Commentary…

Show Me Your Data

By: Mark Webb

While people across the nation often look askance at what happens in California – and in the California Legislature – when it comes to workers’ compensation, there are events playing out in the Golden State that should literally have everyone involved in the workers’ compensation environment take pause. This is the curious case of Assembly Bill 1651 (Kalra), which in its final form had a remarkably short shelf life. At least as a bill.

Dubbed the “Workplace Technology Accountability Act”, this piece of legislation borrowed heavily from previous attempts to regulate automated decision systems (ADS) within the context of a wide range of applications centered on the employer-employee relationship. While AB 1651 will not move forward in the 2022 legislative session, its provisions – and the response of a broad coalition of business interests – should generate sober reflection amongst the InsurTech, Insurer, and Claims Administrator circuit.

It won’t. But it should.

The number of battlegrounds where the fight over ADS, employee productivity monitoring, health care monitoring through wearables, safety monitoring, human resources applications, and GPS use are many and complex. This litany of technological wonders includes areas where only regulators and a few state legislatures have started to explore – the use of Big Data, AI, and monitoring technology in insurance claims and underwriting.

The uses of these technologies can be very beneficial both for employers and employees. They can also accumulate a large amount of personal information, not all of which is relevant to job duties and not all of it resides with the employer who is using the technology.

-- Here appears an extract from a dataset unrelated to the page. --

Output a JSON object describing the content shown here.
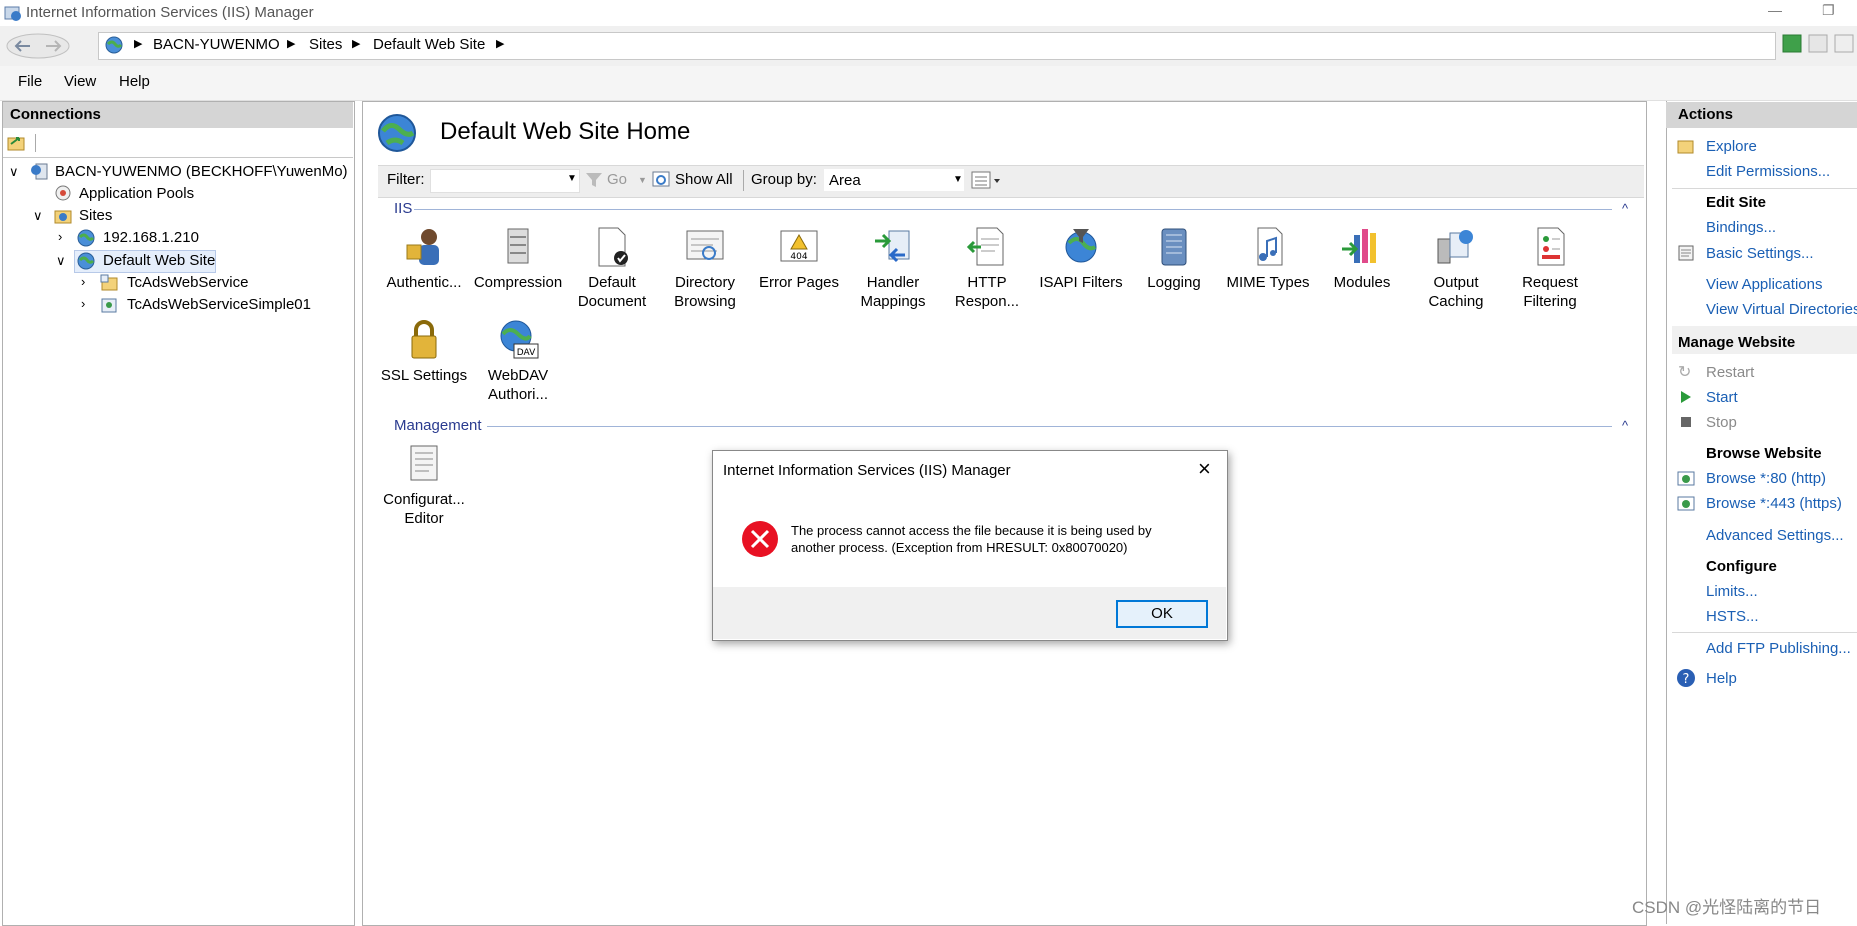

That in one of the issues framed in both AB 1651 and the California Consumer Privacy Act of 2018 (CCPA).

Another issue more to the point in AB 1651 is bias claimed to be inherent in the data that feeds AI and machine learning. This is not a new issue to the California Legislature or to the nation at large. At the national level, efforts in Congress and many states to deal with bias issues have stalled as well. The National Association of Insurance Commissioner’s got as far as issuing a document, “Principles for the Use of Artificial Intelligence in the Insurance Industry” in 2020. The NAIC could not get to the point of actually mentioning “bias”, but did approve this language:

“Consistent with the risk-based foundation of insurance, AI actors should proactively engage in responsible stewardship of trustworthy AI in pursuit of beneficial outcomes for consumers and to avoid proxy discrimination against protected classes.”

That would seem to go the long way to get to the bias issue, but a good deal of time and energy was spent at the NAIC trying to convince that august body to use words insurers, vendors, and other “AI actors” were familiar with given their unique vocabulary. The NAIC through its Big Data and Artificial Intelligence Working Group continues to examine the best way for regulators to implement their principles.

AB 1651 raises yet another issue. As amended, the bill would have required every employer, prior to using a productivity system that uses algorithms, to submit a summary of the system to the Labor and Workforce Development Agency and to the Division of Occupational Safety and Health for review.

The apparent nexus between technology, particularly productivity applications using algorithms, and workplace safety is the latest wrinkle in the saga of how to regulate technology and by whom.

This is not the last we will hear about these issues in 2022. The California Privacy Protection Agency (CPPA) has been asked to look at bias in AI. More to the point, the employee personal information exception in the CCPA sunsets this year. How, or if, it will be extended depends on negotiations which have yet to produce language for a bill.

If AB 1651 is any indication, we are in for a long and possibly contentious debate over the coming months.

 

Note: The opinions expressed herein may or may not be those of Workers’ Comp Executive. Mark Webb is a former Arizona insurance regulator, insurance company chief compliance officer, and is an expert in corporate governance, risk and compliance. He is the owner of Prop 23 Advisors.